We talked for another hour or so, Nicole joining in a bit here and there, and parted ways as friends. But his question, my two responses, and the whole conversation stuck with me. Why did I say I didn’t know? In my heart of hearts, I believe I’ll join God wherever heaven is, without a doubt. And yet, my first reaction was based upon the things I’d done to ‘earn’ a place there. That’s not how it works, though. And I know that. Yet, I couldn’t help myself from answering with qualified words due to my own insecurity surrounding my deeds and faith.

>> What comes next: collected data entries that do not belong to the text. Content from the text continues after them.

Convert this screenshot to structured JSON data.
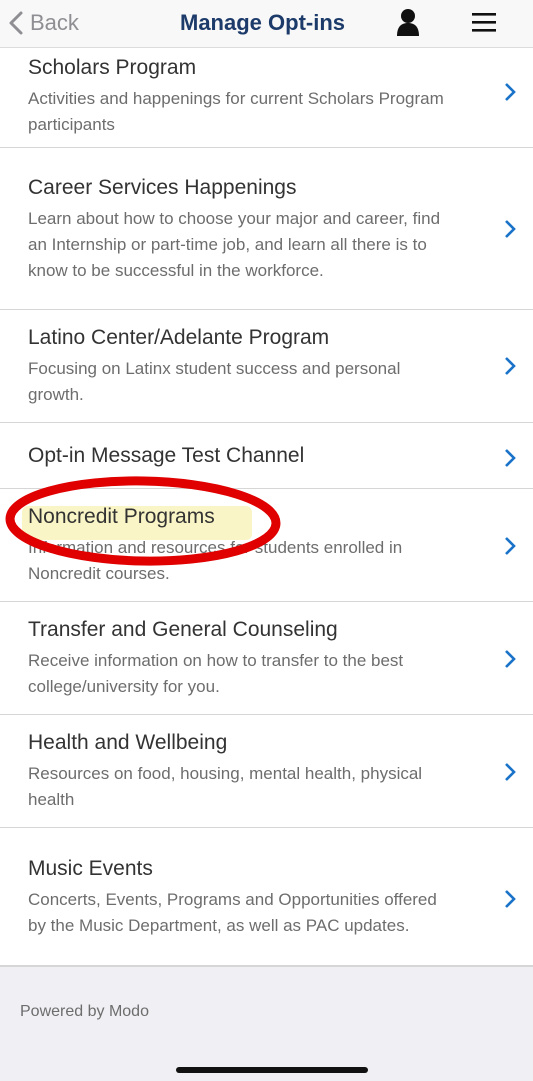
{
  "header": {
    "back_label": "Back",
    "title": "Manage Opt-ins",
    "icons": [
      "chevron-left-icon",
      "person-icon",
      "menu-icon"
    ]
  },
  "items": [
    {
      "title": "Scholars Program",
      "desc": "Activities and happenings for current Scholars Program participants"
    },
    {
      "title": "Career Services Happenings",
      "desc": "Learn about how to choose your major and career, find an Internship or part-time job, and learn all there is to know to be successful in the workforce."
    },
    {
      "title": "Latino Center/Adelante Program",
      "desc": "Focusing on Latinx student success and personal growth."
    },
    {
      "title": "Opt-in Message Test Channel",
      "desc": ""
    },
    {
      "title": "Noncredit Programs",
      "desc": "Information and resources for students enrolled in Noncredit courses."
    },
    {
      "title": "Transfer and General Counseling",
      "desc": "Receive information on how to transfer to the best college/university for you."
    },
    {
      "title": "Health and Wellbeing",
      "desc": "Resources on food, housing, mental health, physical health"
    },
    {
      "title": "Music Events",
      "desc": "Concerts, Events, Programs and Opportunities offered by the Music Department, as well as PAC updates."
    }
  ],
  "footer": {
    "powered_by": "Powered by Modo"
  },
  "colors": {
    "title": "#1d3b6a",
    "chevron": "#1a73c9",
    "annotation": "#e00000",
    "highlight": "#f9f2b8"
  }
}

But grace doesn’t require deeds. And grace asks for the faith the size of a mustard seed. I have that. Too many times in this life we are conditioned to recognize our deeds as a means of worth. But as the Great Thanksgiving says, “For the means of grace and for the hope of Glory,” we must remember that, ultimately, God sees us as lovingly created beings, drawn from the dust and meant to roam this world with free will. When we choose to accept grace freely offered? Our paths are destined for paradise, no matter our failings. Living into God’s commandments is a secondary step to a primary and primal beginning: We have to choose to believe that God is greater than we can fathom and that nothing we do ‘earns’ us a spot in eternal glory.
Jesus already did that.
Our job is to believe in God, love God, and believe in ourselves. We are to take the grace that is freely given and spread it about the world. We are called to be harbingers of the world to come, being saved out of sin into righteousness, out of death into life. So why do anything at all, if grace is all we need? Because once we accept that grace, the love of God moves us to act. True belief acts as a catalyst to fan the flames of faith, burning away wrongful desires and ill-intentions. To disallow us to think that we can do it on our own, and to encourage us to include our fellow humans in the greatest gift ever given to humankind. It isn’t our free-will. It isn’t our deeds. It’s grace, all the way down.
And it always has been.
That’s how I know I’m going to heaven. And how I know that I’ll see you there.